Modulation of Ice Formation and Removal Dynamics by Antifreeze Protein‐Inspired Large‐Area Films

ABSTRACT Artificial antifreeze strategies that regulate ice formation and removal are critical for applications in cryopreservation, energy, and transportation. Natural antifreeze proteins (AFPs) offer precise control over ice formation but suffer from poor scalability and environmental instability. Here, we report an AFP‐inspired large‐area film featuring programmable freezing dynamics and integrated photothermal de‐icing functionality. The films replicate AFPs’ dual‐face structure, graphene oxide with edge carboxyls/hydroxyls mimics the ice‐binding face (promoting nucleation).
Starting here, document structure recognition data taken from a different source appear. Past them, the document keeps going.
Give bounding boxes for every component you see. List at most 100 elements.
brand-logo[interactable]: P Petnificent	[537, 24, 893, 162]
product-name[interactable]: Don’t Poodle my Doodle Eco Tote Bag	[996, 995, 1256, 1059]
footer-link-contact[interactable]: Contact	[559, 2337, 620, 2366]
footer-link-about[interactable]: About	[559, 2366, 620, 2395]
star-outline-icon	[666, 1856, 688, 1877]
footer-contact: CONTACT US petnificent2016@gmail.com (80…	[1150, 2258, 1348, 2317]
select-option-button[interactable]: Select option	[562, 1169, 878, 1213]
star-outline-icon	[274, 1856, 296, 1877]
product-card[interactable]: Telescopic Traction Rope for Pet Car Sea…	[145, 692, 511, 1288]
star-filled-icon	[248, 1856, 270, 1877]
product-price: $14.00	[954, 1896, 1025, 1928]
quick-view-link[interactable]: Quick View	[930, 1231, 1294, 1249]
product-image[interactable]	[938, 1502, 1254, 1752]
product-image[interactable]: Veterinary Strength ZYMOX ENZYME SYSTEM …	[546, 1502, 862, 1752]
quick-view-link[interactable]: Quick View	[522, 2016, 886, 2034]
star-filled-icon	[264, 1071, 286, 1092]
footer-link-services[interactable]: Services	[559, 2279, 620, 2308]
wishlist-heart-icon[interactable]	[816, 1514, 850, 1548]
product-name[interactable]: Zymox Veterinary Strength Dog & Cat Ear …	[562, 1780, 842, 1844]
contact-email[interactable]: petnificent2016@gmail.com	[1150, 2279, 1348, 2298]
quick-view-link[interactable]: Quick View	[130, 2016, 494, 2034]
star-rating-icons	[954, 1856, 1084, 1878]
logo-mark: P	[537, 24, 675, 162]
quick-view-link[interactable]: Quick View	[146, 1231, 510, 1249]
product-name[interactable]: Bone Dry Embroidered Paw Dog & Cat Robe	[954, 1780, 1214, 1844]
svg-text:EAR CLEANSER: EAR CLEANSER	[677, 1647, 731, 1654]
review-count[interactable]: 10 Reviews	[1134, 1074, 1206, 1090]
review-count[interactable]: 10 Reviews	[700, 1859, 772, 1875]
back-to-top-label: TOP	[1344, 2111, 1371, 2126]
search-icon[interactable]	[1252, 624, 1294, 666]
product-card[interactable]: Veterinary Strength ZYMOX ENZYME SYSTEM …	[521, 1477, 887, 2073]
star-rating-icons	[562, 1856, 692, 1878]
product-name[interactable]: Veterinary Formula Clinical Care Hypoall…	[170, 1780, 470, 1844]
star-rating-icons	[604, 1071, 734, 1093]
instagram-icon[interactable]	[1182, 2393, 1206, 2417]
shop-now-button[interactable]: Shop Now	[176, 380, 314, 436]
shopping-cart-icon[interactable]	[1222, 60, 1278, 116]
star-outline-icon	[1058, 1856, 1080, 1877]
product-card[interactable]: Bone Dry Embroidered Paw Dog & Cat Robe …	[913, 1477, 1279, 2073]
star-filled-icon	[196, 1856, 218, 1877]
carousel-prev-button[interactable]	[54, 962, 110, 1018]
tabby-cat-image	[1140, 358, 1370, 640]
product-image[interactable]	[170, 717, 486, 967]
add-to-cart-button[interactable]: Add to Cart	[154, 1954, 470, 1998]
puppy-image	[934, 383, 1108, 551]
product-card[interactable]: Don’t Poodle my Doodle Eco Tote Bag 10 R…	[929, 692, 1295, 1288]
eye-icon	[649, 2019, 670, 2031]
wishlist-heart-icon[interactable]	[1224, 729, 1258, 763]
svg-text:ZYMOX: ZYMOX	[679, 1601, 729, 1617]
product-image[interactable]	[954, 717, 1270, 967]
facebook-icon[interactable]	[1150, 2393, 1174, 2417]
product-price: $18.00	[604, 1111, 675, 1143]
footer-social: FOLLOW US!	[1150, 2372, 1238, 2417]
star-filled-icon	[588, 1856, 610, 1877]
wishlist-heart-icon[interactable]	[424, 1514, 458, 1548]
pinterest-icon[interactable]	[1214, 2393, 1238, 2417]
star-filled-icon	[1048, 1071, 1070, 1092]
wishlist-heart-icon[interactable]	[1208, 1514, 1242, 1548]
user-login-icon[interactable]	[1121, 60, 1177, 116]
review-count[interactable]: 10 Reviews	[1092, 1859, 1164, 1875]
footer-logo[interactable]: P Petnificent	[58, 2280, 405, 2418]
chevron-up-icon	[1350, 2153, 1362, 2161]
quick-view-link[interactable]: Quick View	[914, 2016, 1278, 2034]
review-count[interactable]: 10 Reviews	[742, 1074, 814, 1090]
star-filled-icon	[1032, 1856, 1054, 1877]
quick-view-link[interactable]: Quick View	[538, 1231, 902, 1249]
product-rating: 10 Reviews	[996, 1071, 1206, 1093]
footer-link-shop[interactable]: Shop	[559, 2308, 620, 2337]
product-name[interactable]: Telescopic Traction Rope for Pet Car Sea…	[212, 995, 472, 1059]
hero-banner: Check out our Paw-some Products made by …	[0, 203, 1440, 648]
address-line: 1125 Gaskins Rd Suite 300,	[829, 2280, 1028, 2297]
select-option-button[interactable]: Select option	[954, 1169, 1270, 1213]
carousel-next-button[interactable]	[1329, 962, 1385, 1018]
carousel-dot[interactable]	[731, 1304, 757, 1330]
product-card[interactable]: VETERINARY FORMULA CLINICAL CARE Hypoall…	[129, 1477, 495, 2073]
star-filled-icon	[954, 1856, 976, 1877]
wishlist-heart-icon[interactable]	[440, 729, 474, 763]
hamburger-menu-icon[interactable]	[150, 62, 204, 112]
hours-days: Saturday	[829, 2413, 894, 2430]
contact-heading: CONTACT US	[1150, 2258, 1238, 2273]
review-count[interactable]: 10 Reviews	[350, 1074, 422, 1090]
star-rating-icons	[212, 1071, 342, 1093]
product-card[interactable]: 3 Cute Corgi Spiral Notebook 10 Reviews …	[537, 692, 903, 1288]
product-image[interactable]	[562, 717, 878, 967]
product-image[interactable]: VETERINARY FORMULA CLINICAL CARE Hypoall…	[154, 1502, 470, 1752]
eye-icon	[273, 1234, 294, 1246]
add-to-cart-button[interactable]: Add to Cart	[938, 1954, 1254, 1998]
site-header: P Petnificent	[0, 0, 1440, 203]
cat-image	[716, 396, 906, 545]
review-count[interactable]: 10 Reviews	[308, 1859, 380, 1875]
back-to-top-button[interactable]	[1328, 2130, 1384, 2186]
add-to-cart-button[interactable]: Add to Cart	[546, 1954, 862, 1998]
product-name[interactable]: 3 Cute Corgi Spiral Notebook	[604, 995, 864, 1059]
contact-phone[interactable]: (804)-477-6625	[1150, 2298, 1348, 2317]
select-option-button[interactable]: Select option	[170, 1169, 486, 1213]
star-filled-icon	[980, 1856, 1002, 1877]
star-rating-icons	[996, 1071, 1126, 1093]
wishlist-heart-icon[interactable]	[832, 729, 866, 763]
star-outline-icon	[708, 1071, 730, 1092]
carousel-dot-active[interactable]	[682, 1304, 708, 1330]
The films mimicking the non‐ice‐binding face are fabricated via coordination‐guided site‐selective removal of carboxyl groups, effectively reducing the C═O content to 0.42%. This structure endows the films with a freezing delay up to 2010 s and tunable freezing rates, achieved by tailoring laser‐treated patterns, allowing for precise control of ice formation. Due to their broadband absorption, enhanced photothermal conversion, and high thermal conductivity, the films efficiently remove ice and suppress frost under light exposure, even in freezing humid conditions, outperforming natural AFPs. As a demonstration, ultralight floating robots constructed from the films exhibit photothermal Marangoni propulsion and successfully navigate a maze under freezing conditions. This work highlights the potential of artificial photothermal antifreeze films for programmable ice control, anti‐icing, and soft robotics in extreme environments, surpassing the capabilities of natural AFPs.